Un gruppo di 35 ex giudici federali ha chiesto mercoledì in tribunale per riaprire una controversia legale tra il presidente Trump e il governo federale che è stata risolta creando un controverso “fondo anti-armi” da 1,776 miliardi di dollari, definendo l’accordo potenzialmente fraudolento.
La documentazione legale si aggiunge alle crescenti critiche nei confronti dell’accordo transattivo, avanzato dal Dipartimento di Giustizia annunciato la settimana scorsa per risolvere una causa intentata dal presidente che accusa l’Inside Income Service di aver lasciato trapelare le sue dichiarazioni dei redditi. Al centro dell’accordo c’è un fondo multimiliardario che pagherebbe le persone che affermano di essere state vittime della “armi” del governo e un promessa che l’IRS non perseguirà pretese contro il presidente sulla base di dichiarazioni dei redditi precedenti.

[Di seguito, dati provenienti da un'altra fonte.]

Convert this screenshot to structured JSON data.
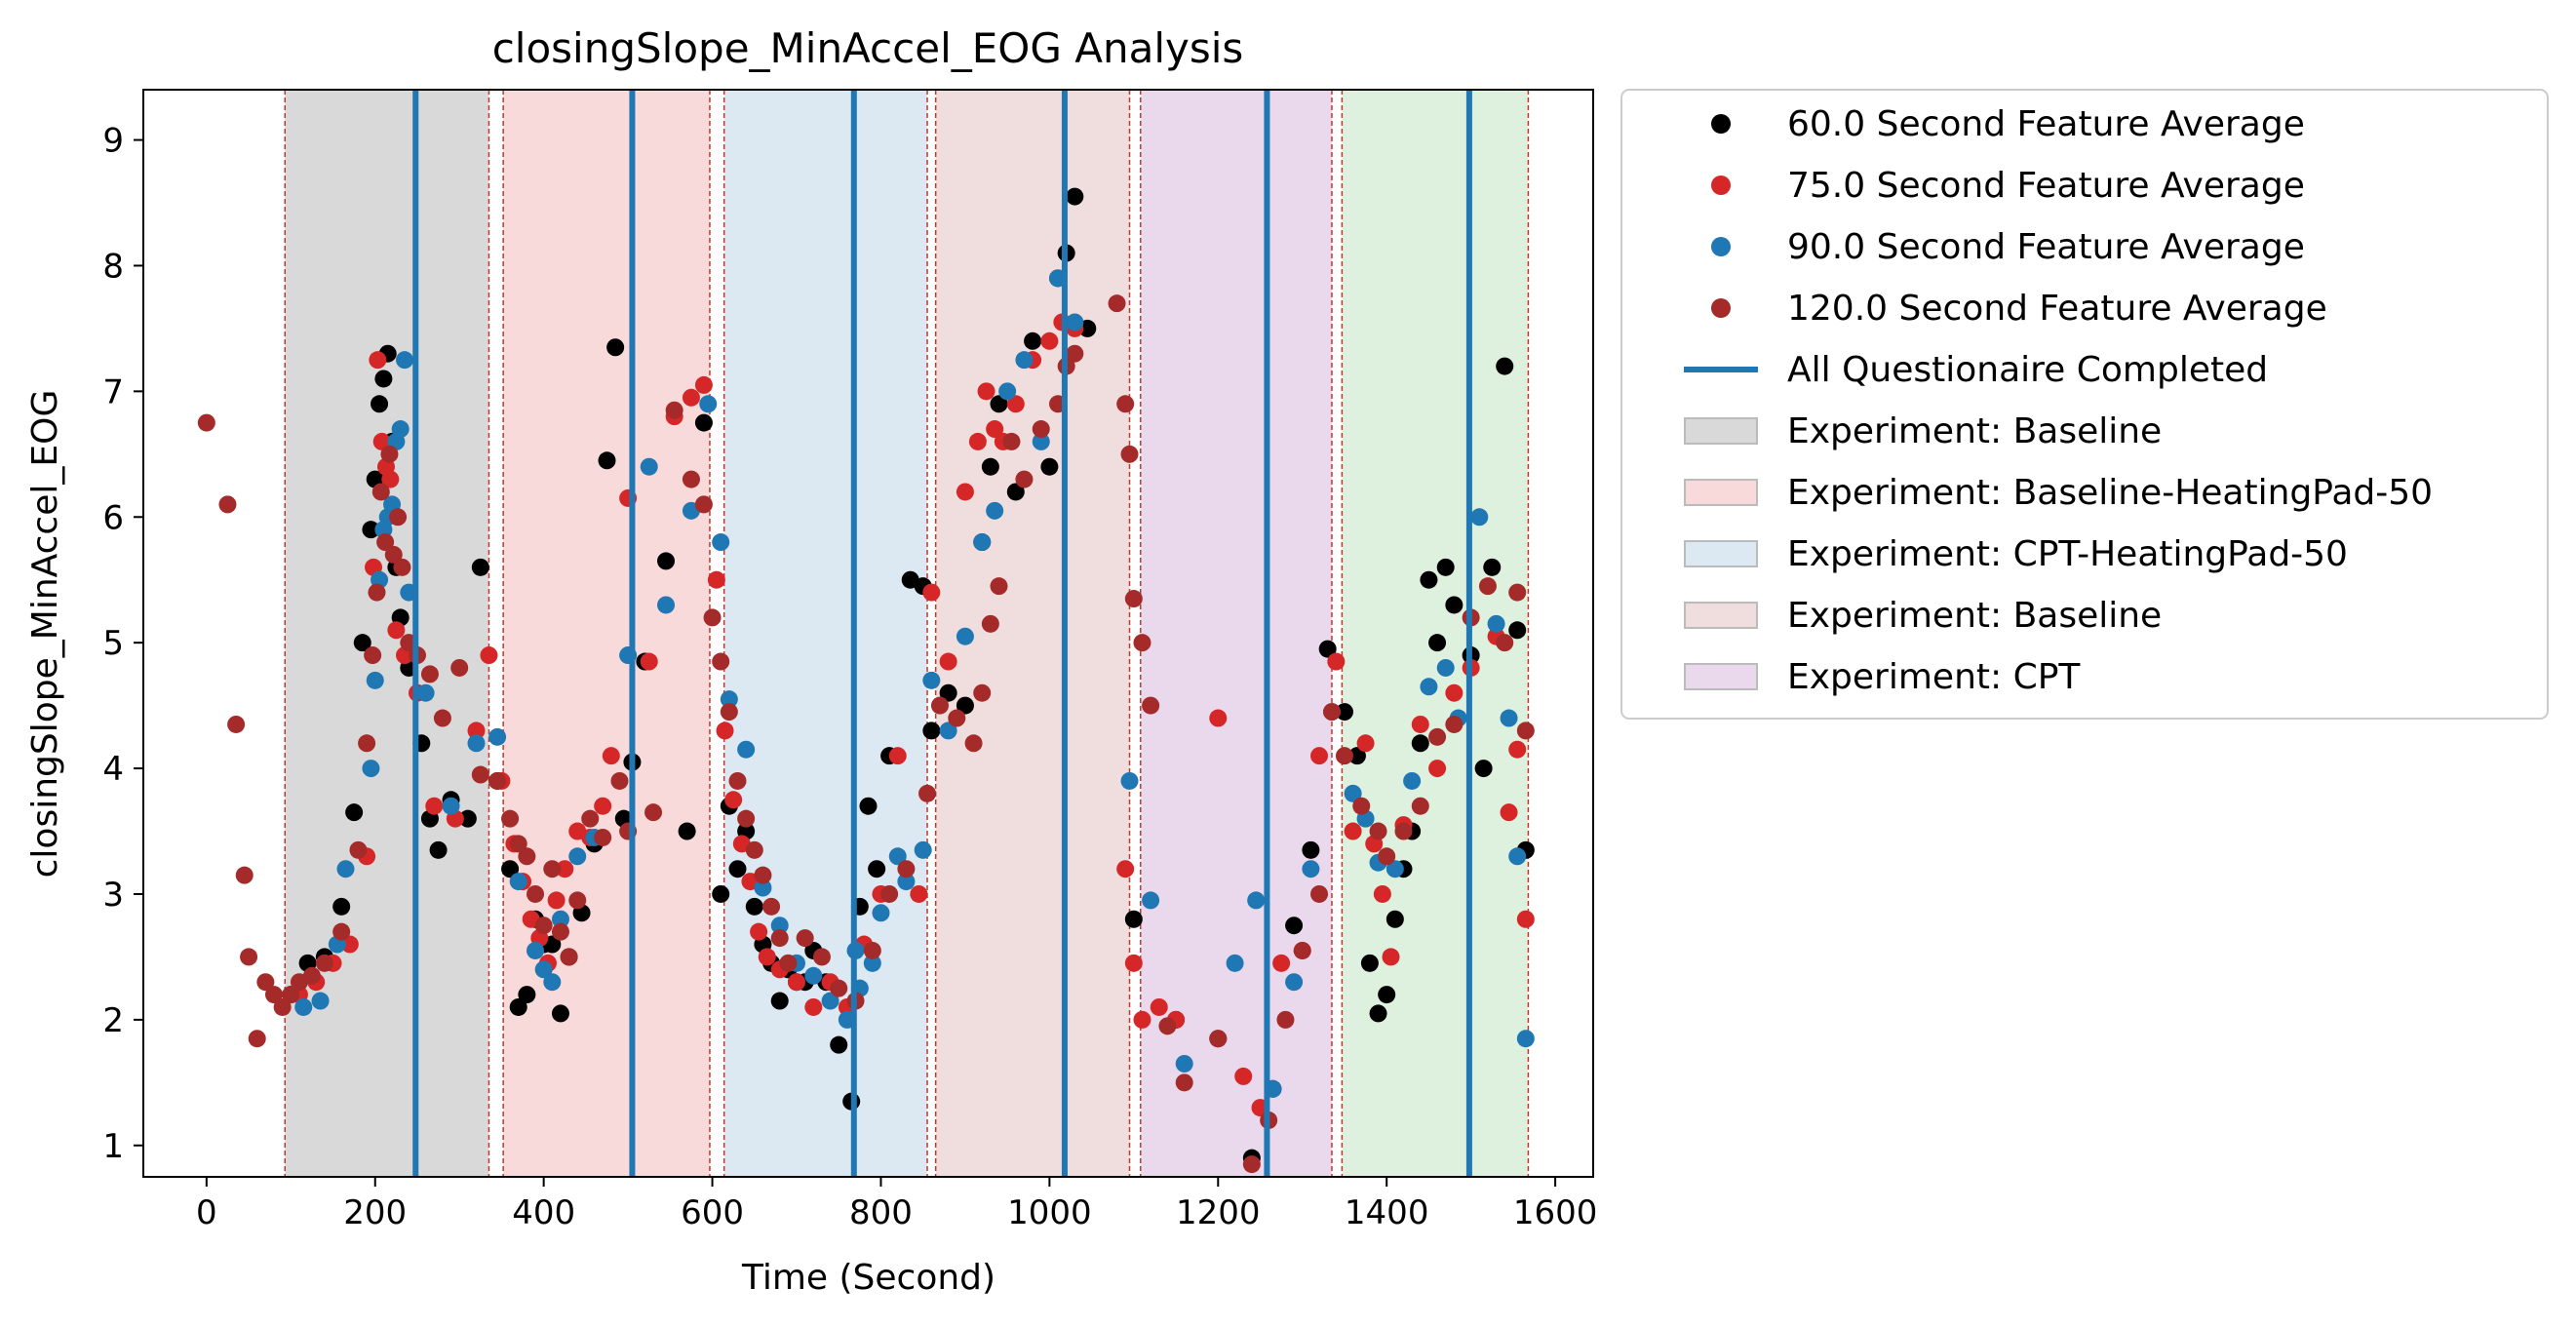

Il giudice che ha supervisionato la causa, il giudice distrettuale statunitense Kathleen Williams, lo aveva fatto segnalato il mese scorso che intendeva esaminare se una causa tra Trump e la sua stessa amministrazione sarebbe giuridicamente valida. Ha detto che bisogna valutare se si tratta davvero di un “caso o controversia” tra due avversari, come previsto dalla Costituzione.
Prima di esaminare a fondo la questione, Williams concesso una richiesta da parte degli avvocati al presidente e al governo di archiviare il caso. L’accordo transattivo è stato annunciato lo stesso giorno.
Ora, dozzine di giudici in pensione sostengono che la Williams dovrebbe annullare il suo licenziamento. Il gruppo comprende l’ex giudice d’appello J. Michael Luttig, a noto giurista conservatore che è stato critico nei confronti di Trump e degli ex giudici distrettuali statunitensi Nancy Gertner e Shira Scheindlin.
La riapertura del caso, hanno scritto i giudici, “consentirebbe alla corte di avviare un’indagine per accertare se la Corte sia stata ingannata, anche rispetto all’esistenza di un caso o controversia sottostante e qualsiasi presunta trattativa a distanza intrapresa per risolverla”.
I giudici in pensione hanno scritto che l’accordo transattivo è “un prodotto di collusione ed è esso stesso una frode nei confronti della Corte”. Hanno anche notato che l’ordine di Williams di chiudere il caso afferma che “non c’è alcun accordo registrato” – cosa che secondo gli ex giuristi significa che Williams è stato “ingannato”.
“Le parti qui hanno archiviato questo caso prima che la Corte potesse completare la sua indagine per stabilire se ci fosse un caso reale o una controversia, e poi hanno citato la loro” risoluzione “di questo caso come giustificazione legale per il saccheggio del tesoro federale di 1,776 miliardi di dollari”, si legge nella dichiarazione di mercoledì.
Il gruppo di giudici in pensione ha sostenuto che Williams ha il potere annullare una sentenza in casi di “frode”.
CBS Information ha contattato il Dipartimento di Giustizia per un commento.
Il tentativo di riaprire il caso fa seguito a più di una settimana di polemiche generate dall’accordo transattivo e dal “fondo anti-armi”. I democratici del Congresso lo hanno definito un “fondo nero” che potrebbe incanalare denaro verso gli alleati di Trump, e un numero crescente di repubblicani ha espresso preoccupazioni pubbliche e non-public sul fondo, compreso se potrebbe essere utilizzato per risarcire i rivoltosi condannati il 6 gennaio che sono stati graziati da Trump l’anno scorso.
Il Dipartimento di Giustizia ha difeso il fondo, sostenendo che non vi sono requisiti particolari per presentare domanda e che le decisioni saranno prese da un consiglio di cinque persone nominato dal procuratore generale.